After the stomach empties the food and its juice into the small intestine, the juices of two other digestive organs mix with the food to continue the process of digestion. One of these organs is the pancreas. It produces a juice that contains a wide array of enzymes to break down the carbohydrates, fat, and protein in our food. Other enzymes that are active in the process come from glands in the wall of the intestine or even a part of that wall.
The liver produces yet another digestive juice--bile. The bile is stored between meals in the gallbladder. At mealtime, it is squeezed out of the gallbladder into the bile ducts to reach the intestine and mix with the fat in our food. The bile acids dissolve the fat into the watery contents of the intestine, much like detergents that dissolve grease from a frying pan. After the fat is dissolved, it is digested by enzymes from the pancreas and the lining of the intestine.

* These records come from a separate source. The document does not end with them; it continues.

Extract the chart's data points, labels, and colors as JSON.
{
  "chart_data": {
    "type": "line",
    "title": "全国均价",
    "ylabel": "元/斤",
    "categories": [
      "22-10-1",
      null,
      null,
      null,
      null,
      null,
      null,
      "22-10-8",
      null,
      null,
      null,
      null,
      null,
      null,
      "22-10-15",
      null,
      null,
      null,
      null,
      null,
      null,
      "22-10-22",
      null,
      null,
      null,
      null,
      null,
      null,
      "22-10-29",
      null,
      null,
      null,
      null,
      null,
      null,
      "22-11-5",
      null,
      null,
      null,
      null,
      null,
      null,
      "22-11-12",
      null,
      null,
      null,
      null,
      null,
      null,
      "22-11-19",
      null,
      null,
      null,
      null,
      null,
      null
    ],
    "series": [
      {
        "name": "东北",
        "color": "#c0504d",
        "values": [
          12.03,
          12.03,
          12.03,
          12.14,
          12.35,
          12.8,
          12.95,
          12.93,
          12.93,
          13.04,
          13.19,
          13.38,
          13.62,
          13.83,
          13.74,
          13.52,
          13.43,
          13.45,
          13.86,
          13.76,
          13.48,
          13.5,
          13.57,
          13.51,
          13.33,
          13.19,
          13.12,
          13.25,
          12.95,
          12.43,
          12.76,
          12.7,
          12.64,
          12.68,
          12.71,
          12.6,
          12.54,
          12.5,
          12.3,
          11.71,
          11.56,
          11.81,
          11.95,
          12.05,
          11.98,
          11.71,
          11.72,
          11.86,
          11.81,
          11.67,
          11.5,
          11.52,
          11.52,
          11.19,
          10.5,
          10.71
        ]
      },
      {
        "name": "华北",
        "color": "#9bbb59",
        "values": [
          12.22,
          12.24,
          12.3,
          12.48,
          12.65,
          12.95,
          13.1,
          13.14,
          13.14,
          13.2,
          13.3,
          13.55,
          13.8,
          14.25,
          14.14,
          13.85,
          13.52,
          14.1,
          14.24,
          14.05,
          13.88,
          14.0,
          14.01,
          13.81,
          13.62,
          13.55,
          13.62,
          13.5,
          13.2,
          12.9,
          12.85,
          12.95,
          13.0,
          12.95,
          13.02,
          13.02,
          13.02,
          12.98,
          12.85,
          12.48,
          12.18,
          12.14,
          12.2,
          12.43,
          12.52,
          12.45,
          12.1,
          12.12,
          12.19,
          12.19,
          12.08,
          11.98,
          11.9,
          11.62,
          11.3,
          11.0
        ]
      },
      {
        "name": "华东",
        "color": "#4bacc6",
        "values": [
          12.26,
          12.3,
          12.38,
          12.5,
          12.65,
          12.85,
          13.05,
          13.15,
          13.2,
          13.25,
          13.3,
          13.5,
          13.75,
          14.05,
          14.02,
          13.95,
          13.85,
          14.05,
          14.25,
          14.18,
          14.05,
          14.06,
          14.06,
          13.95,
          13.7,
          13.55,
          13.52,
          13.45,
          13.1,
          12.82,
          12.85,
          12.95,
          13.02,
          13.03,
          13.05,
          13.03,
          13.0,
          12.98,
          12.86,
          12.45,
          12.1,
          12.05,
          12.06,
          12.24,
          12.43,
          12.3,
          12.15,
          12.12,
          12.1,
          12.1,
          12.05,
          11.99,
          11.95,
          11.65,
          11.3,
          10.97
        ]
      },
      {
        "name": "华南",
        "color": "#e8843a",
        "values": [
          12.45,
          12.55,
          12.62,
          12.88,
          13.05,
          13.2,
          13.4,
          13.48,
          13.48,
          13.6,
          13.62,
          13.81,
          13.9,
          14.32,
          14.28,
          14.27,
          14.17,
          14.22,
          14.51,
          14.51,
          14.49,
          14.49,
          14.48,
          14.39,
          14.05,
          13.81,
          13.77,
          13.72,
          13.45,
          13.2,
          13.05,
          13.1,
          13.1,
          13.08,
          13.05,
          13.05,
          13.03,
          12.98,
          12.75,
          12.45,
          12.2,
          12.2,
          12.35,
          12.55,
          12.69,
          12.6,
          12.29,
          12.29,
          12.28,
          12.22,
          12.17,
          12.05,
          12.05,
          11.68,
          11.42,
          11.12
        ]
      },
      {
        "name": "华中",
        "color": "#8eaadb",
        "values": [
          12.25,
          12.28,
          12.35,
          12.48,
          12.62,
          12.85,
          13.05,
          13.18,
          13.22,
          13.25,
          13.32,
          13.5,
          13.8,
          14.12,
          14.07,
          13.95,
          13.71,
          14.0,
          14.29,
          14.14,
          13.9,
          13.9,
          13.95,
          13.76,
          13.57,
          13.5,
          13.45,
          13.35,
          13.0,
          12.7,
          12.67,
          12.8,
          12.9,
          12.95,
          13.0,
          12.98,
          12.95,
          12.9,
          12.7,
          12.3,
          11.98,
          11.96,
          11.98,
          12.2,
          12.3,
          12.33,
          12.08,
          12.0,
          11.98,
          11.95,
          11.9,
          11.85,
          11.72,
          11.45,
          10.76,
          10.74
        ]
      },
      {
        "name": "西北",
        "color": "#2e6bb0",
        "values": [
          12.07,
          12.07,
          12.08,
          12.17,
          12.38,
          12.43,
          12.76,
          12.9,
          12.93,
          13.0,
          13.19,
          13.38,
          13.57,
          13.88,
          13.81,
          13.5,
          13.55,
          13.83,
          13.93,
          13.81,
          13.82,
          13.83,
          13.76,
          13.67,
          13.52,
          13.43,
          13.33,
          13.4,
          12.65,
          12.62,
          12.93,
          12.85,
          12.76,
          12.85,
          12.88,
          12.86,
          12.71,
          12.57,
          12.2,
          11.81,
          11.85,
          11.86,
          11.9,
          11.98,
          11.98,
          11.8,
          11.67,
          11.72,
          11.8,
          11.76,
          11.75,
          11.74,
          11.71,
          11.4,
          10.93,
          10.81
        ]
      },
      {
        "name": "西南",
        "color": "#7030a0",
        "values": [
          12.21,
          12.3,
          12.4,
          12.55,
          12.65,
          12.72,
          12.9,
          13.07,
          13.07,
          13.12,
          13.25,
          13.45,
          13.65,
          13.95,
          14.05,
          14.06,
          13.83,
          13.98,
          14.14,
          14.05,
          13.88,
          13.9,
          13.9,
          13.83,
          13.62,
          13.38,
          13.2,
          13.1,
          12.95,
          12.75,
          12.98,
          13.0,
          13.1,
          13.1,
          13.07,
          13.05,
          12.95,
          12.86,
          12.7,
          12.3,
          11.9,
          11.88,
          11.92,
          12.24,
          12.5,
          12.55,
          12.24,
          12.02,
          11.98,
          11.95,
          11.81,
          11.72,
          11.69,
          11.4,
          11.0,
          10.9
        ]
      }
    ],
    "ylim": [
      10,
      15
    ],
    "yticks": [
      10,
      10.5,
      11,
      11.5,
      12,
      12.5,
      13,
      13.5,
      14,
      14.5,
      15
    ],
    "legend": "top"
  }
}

How Is the Digestive Process Controlled?
Hormone Regulators
A fascinating feature of the digestive system is that it contains its own regulators. The major hormones that control the functions of the digestive system are produced and released by cells in the mucosa of the stomach and small intestine. These hormones are released into the blood of the digestive tract, travel back to the heart and through the arteries, and return to the digestive system, where they stimulate digestive juices and cause organ movement. The hormones that control digestion are gastrin, secretin, and cholecystokinin (CCK):
• Gastrin causes the stomach to produce an acid for dissolving and digesting some foods. It is also necessary for the normal growth of the lining of the stomach, small intestine, and colon.
• Secretin causes the pancreas to send out a digestive juice that is rich in bicarbonate. It stimulates the stomach to produce pepsin, an enzyme that digests protein, and it also stimulates the liver to produce bile.
• CCK causes the pancreas to grow and to produce the enzymes of pancreatic juice, and it causes the gallbladder to empty.
Nerve Regulators
Two types of nerves help to control the action of the digestive system. Extrinsic (outside) nerves come to the digestive organs from the unconscious part of the brain or from the spinal cord. They release a chemical called acetylcholine and another called adrenaline. Acetylcholine causes the muscle of the digestive organs to squeeze with more force and increase the "push" of food and juice through the digestive tract. Acetylcholine also causes the stomach and pancreas to produce more digestive juice. Adrenaline relaxes the muscle of the stomach and intestine and decreases the flow of blood to these organs.
Even more important, though, are the intrinsic (inside) nerves, which make up a very dense network embedded in the walls of the esophagus, stomach, small intestine, and colon. The intrinsic nerves are triggered to act when the walls of the hollow organs are stretched by food. They release many different substances that speed up or delay the movement of food and the production of juices by the digestive organs.